A transgressão pode ser também de outras ordens, como a auto-ironia de alguns musicais. Cantando na chuva, de 1952, ri da própria indústria cinematográfica, ao contar a história da transição para o cinema sonoro. O star system que para vender notícias inventa celebridades e relacionamentos falsos entre atores que trabalham no mesmo set é alvo de sátira do musical. Já Chicago, montado dentro de uma prisão feminina, também ironiza a fama ao criar um cabaré onde as detentas defendem-se ao mesmo tempo em que tentam ser celebridades do momento, ocupando páginas de jornais com seus julgamentos.
Alguns musicais cantam o improvável, como as dificuldades de um grupo de amigos dos anos 1980 em Rent, ou então as agruras de um coveiro sensível como em Sinfonia da Necrópole. Nesse último, de 2014, a estranheza acompanha o filme inteiro: os cenários são os ambientes de um cemitério, os personagens são coveiros e administradores da necrópole, as músicas falam de especulação imobiliária, caixões e alma penada (vale mencionar, porém, que o filme cai em um clichê: paulistanos cantando a música “Evidências” apaixonadamente em um karaokê no centro da cidade).
“Essa é possivelmente a distinção maior entre o teatro musical e a ópera: o primeiro prioriza as palavras, enquanto o gênero tido como clássico coloca a música em primeiro plano.”
O contato dos musicais com a indústria fonográfica mais popular não é algo estranho ao gênero. Além de serem gravados, disponibilizados para compra e reprodução em streaming, alguns deles tem uma relação bastante simbiótica com as paradas de sucesso. Moulin Rouge, de 2001, é quase uma colagem de sucessos pop. No cenário da Paris de início do século XX, letras de David Bowie, Madonna, The Police e até Marilyn Monroe ajudam a contar a história de amor entre um poeta e uma prostituta.
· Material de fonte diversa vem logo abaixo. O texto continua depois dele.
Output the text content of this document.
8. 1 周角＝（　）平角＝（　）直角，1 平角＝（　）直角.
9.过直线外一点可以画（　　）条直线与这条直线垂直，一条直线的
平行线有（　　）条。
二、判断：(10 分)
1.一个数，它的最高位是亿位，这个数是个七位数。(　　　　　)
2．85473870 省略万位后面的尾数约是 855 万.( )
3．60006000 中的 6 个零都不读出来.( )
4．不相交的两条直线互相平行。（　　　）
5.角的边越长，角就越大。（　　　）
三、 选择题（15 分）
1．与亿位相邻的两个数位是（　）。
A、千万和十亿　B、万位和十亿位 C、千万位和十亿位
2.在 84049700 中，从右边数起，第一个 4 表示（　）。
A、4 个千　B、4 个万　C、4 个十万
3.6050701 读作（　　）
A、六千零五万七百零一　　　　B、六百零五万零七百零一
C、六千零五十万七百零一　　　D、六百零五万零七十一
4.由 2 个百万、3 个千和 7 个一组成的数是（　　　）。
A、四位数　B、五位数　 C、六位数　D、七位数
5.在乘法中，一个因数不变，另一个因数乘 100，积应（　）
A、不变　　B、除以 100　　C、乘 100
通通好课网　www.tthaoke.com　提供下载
Ao ouvir Gwen Stafani e Eve cantando “se eu fosse uma garota rica”, talvez nem todos saibam que os “na, na, na, na, na, na, na, na” entoados pelas cantoras tem origem nos “yubby dibby dibby dibby dibby dibby dum” de Tevye, leiteiro judeu que cria cinco filhas na Rússia imperial, em Um violinista no telhado.
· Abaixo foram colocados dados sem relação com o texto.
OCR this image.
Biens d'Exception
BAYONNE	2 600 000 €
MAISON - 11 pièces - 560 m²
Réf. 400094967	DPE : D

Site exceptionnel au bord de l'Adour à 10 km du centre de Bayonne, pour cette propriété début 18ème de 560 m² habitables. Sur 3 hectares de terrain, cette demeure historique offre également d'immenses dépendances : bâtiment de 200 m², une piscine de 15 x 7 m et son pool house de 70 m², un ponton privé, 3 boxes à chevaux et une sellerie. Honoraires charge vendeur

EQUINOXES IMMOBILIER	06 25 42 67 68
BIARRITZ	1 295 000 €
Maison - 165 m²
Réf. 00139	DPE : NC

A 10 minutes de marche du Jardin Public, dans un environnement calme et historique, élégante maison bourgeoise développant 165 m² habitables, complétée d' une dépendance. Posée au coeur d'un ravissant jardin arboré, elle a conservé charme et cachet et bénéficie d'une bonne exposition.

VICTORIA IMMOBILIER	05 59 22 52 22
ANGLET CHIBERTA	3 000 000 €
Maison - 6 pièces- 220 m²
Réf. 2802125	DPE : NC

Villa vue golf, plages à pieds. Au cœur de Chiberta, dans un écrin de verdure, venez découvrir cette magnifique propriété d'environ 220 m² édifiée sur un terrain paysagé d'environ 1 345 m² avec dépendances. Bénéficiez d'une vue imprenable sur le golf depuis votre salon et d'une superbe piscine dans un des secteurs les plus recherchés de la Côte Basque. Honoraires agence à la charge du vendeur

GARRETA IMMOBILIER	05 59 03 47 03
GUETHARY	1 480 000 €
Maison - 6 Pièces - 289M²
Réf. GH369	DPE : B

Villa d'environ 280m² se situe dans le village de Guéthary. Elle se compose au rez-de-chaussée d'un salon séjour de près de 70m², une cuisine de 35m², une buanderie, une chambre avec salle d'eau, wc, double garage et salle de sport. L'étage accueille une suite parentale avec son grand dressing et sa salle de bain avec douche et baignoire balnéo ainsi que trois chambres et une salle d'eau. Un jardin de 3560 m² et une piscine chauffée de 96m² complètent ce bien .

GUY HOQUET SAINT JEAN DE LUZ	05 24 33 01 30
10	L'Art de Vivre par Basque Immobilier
Com o destaque do musical Hamilton (aquele do Secretário do Tesouro), em 2016 foi lançado um álbum com versões feitas por artistas como SIA, Regina Spektor, Usher e Alicia Keys. Em 1968, um ano após a estreia de Hair, a cantora Nina Simone gravou uma versão do medley Ain’t Go No/I Got Life do musical em seu álbum Nuff Said.
Se não prestarmos atenção, podemos ficar presos eternamente neste infinito túnel onde tudo é referência de tudo: ao chegarem à Fantástica Fábrica de Chocolate reimaginada por Tim Burton em 2005, as crianças vencedoras da promoção são recepcionadas por um Willy Wonka que diz “Bom dia, estrelinhas. A Terra diz ‘Olá!’”. Elas fazem uma cara de quem não entendeu nada, mas o personagem de Johnny Depp as saúda com uma das últimas músicas de Hair. Essa é possivelmente a distinção maior entre o teatro musical e a ópera: o primeiro prioriza as palavras, enquanto o gênero tido como clássico coloca a música em primeiro plano.
Para além das brincadeiras de encontrar citações em filmes ou de rir de músicas que zombam quase de si mesmas, há um conjunto de musicais que apresentam corpos ingovernáveis. Da Judéia criada por Andrew Lloyd Webber e Tim Rice na ópera rock Jesus Cristo Superstar de 1970 ao ser travesti do planeta Transylvania de The Rocky Horror Picture Show, as coreografias simétricas e as danças bem ensaiadas dão conta de um espírito de rebelião e contestação.
Inspirado no romance de Victor Hugo, Os Miseráveis é um desses casos. Ao tratar do período de convulsão política que tomou a França no século XIX, o musical conta a história da perseguição do Prisioneiro 24601 — condenado a 19 anos de prisão por roubar pão e tentar fugir — pelo guarda Javert. São dois atos, com o ápice sendo a rebelião de 1832 que tomou Paris em oposição ao retorno da Monarquia como regime político, em que jovens revoltosos construíram e defenderam suas barricadas, com ânimos revolucionários que teriam começado em 1789 com a Revolta da Bastilha e que em 1848 finalmente tirariam o rei Luís Felipe do trono. Com traços do romantismo de Victor Hugo, vivos e mortos encerram o musical perguntando se o público escuta o que o povo canta, canções de homens bravos, a música do povo que não será escravo outra vez em um amanhã que logo chegará.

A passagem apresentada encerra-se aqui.